The governing Civic Platform (PO) also never recovered from a 2014 eavesdropping scandal that discredited high-profile government ministers, analysts say.
 
The departure last year of party leader Donald Tusk to the post of EU Council president set the centrists adrift.
 
"The Poland we leave to the election winners" is one of economic and social progress, Kopacz told supporters in Warsaw as she conceded defeat after two terms in office.    

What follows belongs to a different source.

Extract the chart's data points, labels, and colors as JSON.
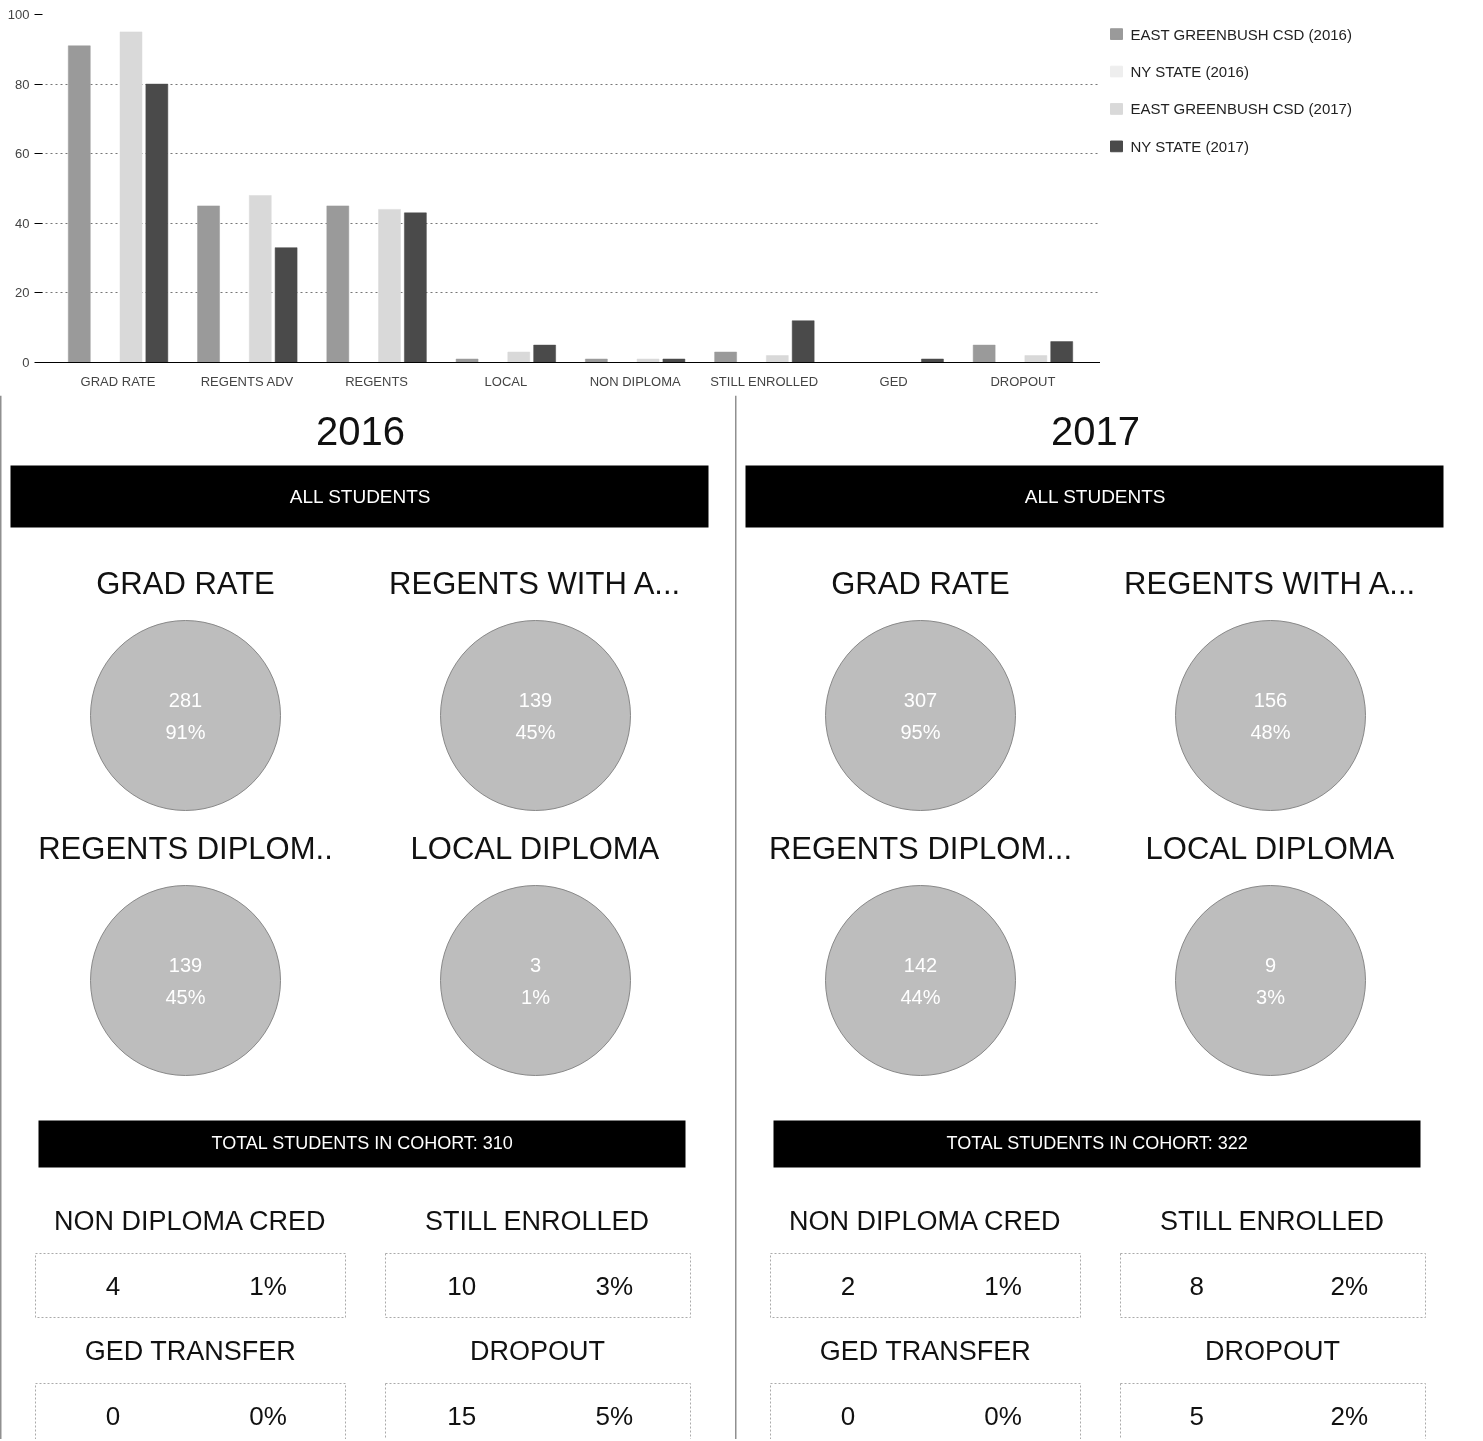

Local television channels predicted the PiS scored 238 out of 460 seats in the lower house of parliament, ousting the PO liberals, who took 135 seats. Smaller parties including the anti-establishment movement of rocker Pawel Kukiz took the rest.
 
Turnout was 51.6 percent, a record high, according to an exit poll.
 
Szydlo, 52, has pledged to lower the pension age, introduce generous family benefits, and impose taxes on banks and foreign-owned hypermarkets while cutting taxes for small and medium-sized enterprises.
 
Her populist-oriented promises targeted the core conservative electorate in the poorer, devoutly Catholic east and public sector workers, but critics warn the moves could destabilise robust public finances.             The right-wing PiS last held power in 2005-7, when Kaczynski governed with his identical twin.
 
That era was marked with internal political turmoil, triggered by the brothers' combative style and international tensions brought on by their anti-German and anti-Russian views as well as a row with the EU over Poland's weighting in the bloc's decision-making.
 
"We might now see a 'Kaczynski 2.0'," Mistewicz told AFP, signalling the PiS leader may tone down his politics.
 
"Rather than aggressively locking horns with the EU, he will look for ways to extract maximum benefit from it. With Russia, he may also forego confrontation," he said.
 
Analysts agree the PiS will still anchor Poland's security policy in NATO and strong US ties as a buffer against any threat from Russia.
 
It will seek ways to continue heavy reliance on coal at upcoming global climate talks, and joining the eurozone will remain a distant prospect.    

Some warn Kaczynski's return could relaunch a political dynamic tinged with authoritarian overtones.
 
"If PiS end up governing alone with an allied president, Poland will become another Hungary," Polish Academy of Sciences professor Radoslaw Markowski told AFP.